Updated: Sep 30, 2025

Hands holding a cardboard box with Tunisia’s flag, symbolizing Tunisian exports and global trade.


Tunisia is often seen as a supplier of raw goods. Olive oil, dates, textiles, honey; shipped in bulk, relabeled, and sold under other names. The reality is different. Tunisia doesn’t just export products.

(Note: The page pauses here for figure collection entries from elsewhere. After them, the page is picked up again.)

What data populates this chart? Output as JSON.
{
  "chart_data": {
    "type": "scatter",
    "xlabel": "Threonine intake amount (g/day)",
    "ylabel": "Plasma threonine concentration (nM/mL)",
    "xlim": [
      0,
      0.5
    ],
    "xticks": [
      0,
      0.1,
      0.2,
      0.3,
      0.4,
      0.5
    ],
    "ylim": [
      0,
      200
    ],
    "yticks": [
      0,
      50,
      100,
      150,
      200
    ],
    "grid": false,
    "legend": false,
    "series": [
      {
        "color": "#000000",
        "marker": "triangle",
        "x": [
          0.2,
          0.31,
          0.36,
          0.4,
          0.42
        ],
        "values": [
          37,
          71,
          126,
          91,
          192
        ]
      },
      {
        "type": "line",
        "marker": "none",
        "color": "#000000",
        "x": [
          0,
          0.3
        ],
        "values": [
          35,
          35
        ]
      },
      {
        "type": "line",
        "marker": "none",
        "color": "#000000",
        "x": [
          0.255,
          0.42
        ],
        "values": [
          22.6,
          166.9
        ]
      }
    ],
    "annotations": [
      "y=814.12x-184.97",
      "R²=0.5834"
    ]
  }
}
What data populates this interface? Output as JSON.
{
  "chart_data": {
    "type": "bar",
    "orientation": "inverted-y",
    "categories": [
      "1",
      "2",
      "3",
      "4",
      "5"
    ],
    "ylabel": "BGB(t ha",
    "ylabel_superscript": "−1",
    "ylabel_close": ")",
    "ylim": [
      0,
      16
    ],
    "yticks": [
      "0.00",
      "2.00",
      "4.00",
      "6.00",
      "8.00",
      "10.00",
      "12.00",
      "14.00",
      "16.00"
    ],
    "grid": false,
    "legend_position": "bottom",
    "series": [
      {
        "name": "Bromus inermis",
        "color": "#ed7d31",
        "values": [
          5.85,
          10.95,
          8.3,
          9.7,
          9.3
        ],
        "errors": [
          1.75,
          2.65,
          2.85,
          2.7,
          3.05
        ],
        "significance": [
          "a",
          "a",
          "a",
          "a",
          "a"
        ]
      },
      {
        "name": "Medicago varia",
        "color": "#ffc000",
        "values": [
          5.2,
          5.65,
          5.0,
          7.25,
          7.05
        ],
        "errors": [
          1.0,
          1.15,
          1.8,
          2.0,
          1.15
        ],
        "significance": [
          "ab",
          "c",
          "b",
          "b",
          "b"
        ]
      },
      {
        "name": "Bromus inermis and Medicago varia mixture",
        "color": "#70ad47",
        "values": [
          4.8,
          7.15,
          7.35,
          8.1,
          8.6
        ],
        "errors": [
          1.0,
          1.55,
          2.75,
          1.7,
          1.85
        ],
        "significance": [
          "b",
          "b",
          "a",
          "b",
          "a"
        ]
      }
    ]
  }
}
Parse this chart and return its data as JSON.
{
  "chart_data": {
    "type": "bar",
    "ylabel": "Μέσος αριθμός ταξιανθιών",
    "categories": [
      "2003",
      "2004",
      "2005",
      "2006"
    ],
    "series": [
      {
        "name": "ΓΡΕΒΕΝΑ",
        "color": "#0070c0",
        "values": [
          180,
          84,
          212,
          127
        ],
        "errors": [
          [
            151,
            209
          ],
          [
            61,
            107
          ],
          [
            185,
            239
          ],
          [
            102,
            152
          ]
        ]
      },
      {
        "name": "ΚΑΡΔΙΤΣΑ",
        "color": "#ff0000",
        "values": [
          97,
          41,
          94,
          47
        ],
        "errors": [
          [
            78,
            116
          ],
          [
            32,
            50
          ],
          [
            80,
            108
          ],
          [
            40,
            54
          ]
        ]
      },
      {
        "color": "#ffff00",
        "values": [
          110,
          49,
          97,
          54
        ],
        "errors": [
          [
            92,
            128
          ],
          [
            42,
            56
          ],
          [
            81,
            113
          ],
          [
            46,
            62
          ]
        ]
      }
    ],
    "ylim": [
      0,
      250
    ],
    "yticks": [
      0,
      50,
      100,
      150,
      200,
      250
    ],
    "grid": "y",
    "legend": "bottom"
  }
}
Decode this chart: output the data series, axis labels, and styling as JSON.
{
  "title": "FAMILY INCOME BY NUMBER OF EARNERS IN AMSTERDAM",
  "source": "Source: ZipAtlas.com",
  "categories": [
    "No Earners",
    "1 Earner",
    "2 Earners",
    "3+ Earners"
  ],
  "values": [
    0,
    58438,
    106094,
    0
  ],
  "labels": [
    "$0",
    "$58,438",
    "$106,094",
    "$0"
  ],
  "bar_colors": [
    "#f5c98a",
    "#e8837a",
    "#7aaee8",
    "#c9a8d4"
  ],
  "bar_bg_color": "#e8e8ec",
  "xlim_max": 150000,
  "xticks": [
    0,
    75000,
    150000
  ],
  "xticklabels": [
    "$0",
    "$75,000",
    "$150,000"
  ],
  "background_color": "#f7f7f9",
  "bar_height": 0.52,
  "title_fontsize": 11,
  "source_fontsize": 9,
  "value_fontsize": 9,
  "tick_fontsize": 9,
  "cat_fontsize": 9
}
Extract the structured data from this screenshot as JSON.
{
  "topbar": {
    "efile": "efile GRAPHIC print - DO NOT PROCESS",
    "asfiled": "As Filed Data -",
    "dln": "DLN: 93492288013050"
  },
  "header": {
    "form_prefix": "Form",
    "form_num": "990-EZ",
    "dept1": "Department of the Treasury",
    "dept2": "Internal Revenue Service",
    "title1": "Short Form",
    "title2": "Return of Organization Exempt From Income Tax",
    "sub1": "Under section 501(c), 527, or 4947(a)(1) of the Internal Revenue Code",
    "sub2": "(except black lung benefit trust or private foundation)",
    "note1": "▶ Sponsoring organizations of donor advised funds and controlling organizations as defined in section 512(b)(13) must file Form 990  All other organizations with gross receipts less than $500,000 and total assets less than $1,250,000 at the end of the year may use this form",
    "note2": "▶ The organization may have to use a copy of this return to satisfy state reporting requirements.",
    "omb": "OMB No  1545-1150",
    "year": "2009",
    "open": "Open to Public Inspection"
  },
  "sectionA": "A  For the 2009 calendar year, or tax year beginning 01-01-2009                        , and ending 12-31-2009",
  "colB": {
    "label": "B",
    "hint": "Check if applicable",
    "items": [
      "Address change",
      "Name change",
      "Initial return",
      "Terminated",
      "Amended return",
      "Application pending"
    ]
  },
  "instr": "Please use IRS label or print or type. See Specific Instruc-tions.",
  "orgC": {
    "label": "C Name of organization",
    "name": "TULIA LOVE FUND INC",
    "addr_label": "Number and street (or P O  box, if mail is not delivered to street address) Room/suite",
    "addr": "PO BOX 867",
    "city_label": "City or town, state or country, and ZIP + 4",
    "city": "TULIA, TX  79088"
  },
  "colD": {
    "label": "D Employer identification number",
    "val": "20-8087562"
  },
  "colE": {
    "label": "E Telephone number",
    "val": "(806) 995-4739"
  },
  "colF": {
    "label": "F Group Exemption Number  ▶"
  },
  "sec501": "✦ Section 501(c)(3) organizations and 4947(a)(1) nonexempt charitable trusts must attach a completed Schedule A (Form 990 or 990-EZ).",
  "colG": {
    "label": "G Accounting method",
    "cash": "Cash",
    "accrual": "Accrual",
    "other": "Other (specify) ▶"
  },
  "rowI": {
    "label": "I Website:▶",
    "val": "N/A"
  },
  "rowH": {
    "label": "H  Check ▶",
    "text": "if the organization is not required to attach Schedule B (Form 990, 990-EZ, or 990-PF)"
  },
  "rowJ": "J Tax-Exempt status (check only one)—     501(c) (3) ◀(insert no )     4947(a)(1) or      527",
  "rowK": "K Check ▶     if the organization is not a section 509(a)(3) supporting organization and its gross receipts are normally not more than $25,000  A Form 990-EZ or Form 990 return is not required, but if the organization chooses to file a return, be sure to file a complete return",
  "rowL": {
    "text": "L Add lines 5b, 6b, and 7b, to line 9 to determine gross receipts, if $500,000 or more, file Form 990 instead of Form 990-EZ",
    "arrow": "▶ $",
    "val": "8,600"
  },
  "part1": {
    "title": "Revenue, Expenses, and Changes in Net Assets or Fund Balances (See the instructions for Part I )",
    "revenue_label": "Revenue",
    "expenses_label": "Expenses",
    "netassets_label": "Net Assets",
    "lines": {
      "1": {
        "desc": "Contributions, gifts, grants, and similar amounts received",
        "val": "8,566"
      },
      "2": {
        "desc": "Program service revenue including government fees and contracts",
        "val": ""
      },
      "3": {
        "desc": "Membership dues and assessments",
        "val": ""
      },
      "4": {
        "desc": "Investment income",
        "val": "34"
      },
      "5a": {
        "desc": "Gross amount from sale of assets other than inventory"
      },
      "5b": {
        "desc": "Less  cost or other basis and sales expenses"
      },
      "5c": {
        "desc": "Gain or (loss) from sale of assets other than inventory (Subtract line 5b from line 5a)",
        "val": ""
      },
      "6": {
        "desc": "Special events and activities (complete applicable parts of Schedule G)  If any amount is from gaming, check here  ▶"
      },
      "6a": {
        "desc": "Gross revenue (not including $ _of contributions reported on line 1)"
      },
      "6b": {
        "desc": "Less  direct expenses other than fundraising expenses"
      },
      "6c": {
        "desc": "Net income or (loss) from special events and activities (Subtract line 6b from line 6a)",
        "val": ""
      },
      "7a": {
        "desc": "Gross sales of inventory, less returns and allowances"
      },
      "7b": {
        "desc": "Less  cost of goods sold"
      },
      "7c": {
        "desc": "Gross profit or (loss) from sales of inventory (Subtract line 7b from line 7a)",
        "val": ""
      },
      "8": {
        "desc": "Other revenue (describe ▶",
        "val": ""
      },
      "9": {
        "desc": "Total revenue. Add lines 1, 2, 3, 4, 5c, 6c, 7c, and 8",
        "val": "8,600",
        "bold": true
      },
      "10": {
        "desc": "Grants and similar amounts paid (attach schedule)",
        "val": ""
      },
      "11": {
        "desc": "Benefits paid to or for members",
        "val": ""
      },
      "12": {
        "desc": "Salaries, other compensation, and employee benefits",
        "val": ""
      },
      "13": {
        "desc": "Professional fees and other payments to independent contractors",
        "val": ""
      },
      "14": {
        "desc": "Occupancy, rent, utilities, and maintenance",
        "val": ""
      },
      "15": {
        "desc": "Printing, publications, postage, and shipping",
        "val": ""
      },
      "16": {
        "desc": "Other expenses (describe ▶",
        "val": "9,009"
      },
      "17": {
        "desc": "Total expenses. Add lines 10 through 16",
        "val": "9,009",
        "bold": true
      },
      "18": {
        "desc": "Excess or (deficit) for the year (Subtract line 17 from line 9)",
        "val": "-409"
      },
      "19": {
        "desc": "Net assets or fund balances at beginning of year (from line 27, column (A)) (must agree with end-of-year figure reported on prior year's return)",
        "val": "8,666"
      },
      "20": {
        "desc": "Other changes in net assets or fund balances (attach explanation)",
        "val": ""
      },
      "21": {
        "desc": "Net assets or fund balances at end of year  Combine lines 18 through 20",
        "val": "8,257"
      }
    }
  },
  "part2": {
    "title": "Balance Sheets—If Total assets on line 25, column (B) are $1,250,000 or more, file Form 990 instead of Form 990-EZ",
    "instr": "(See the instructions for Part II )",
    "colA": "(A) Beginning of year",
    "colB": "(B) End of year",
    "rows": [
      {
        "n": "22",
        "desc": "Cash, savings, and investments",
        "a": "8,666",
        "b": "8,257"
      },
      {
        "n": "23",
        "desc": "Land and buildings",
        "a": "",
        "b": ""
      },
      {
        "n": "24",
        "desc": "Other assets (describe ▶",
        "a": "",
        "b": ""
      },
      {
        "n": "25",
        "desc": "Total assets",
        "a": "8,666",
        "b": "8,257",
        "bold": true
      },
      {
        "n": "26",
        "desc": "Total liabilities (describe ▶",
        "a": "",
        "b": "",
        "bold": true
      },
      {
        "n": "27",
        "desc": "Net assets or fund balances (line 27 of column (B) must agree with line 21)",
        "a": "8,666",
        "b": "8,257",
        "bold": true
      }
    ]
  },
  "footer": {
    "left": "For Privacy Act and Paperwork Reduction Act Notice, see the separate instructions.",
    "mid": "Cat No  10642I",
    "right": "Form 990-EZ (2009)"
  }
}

It exports value.


This guide shows which Tunisian products succeed globally, and why they matter.



Olive Oil: Tunisia’s Silent Leader


  • Tunisia is the world’s 2nd largest exporter of olive oil.

  • Most of it is shipped in bulk, blended, and sold under foreign labels.

  • At My Chakchouka, olive oil is traceable, bottled at the source.




Honey: Rare and Unfiltered


  • Tunisian raw honey carries diverse floral sources: thyme, orange blossom, watercress.

  • Still a niche export, but valued in European and Gulf markets.

  • Authenticity matters; unheated, unchanged.




Crafts: Beyond Souvenirs


  • Sejnane pottery, Margoum rugs, foutas, and blown glass are admired abroad.

  • Exports often arrive stripped of origin.

  • We restore the link: maker → buyer, no middlemen.




Dates: A Global Staple


  • Tunisia’s Deglet Nour is world-famous.

  • Exported to Europe, North America, and Asia.

  • A fruit that carries both nutrition and culture.



What Exports Mean for Tunisia


  • Economy: vital source of revenue.

  • Soft Power: spreads Tunisia’s presence abroad.

  • Challenge: products too often lose their name along the way.



How Chakchouka Changes the Story


  • Tunisia exports raw value.

  • We export finished meaning.

  • Every bottle, jar, and object keeps its origin intact.



Tunisia gives the world olive oil, honey, crafts, and dates. But what truly matters is how they travel; stripped, or whole. At My Chakchouka, they reach you as they were made: intact, traceable, Tunisian.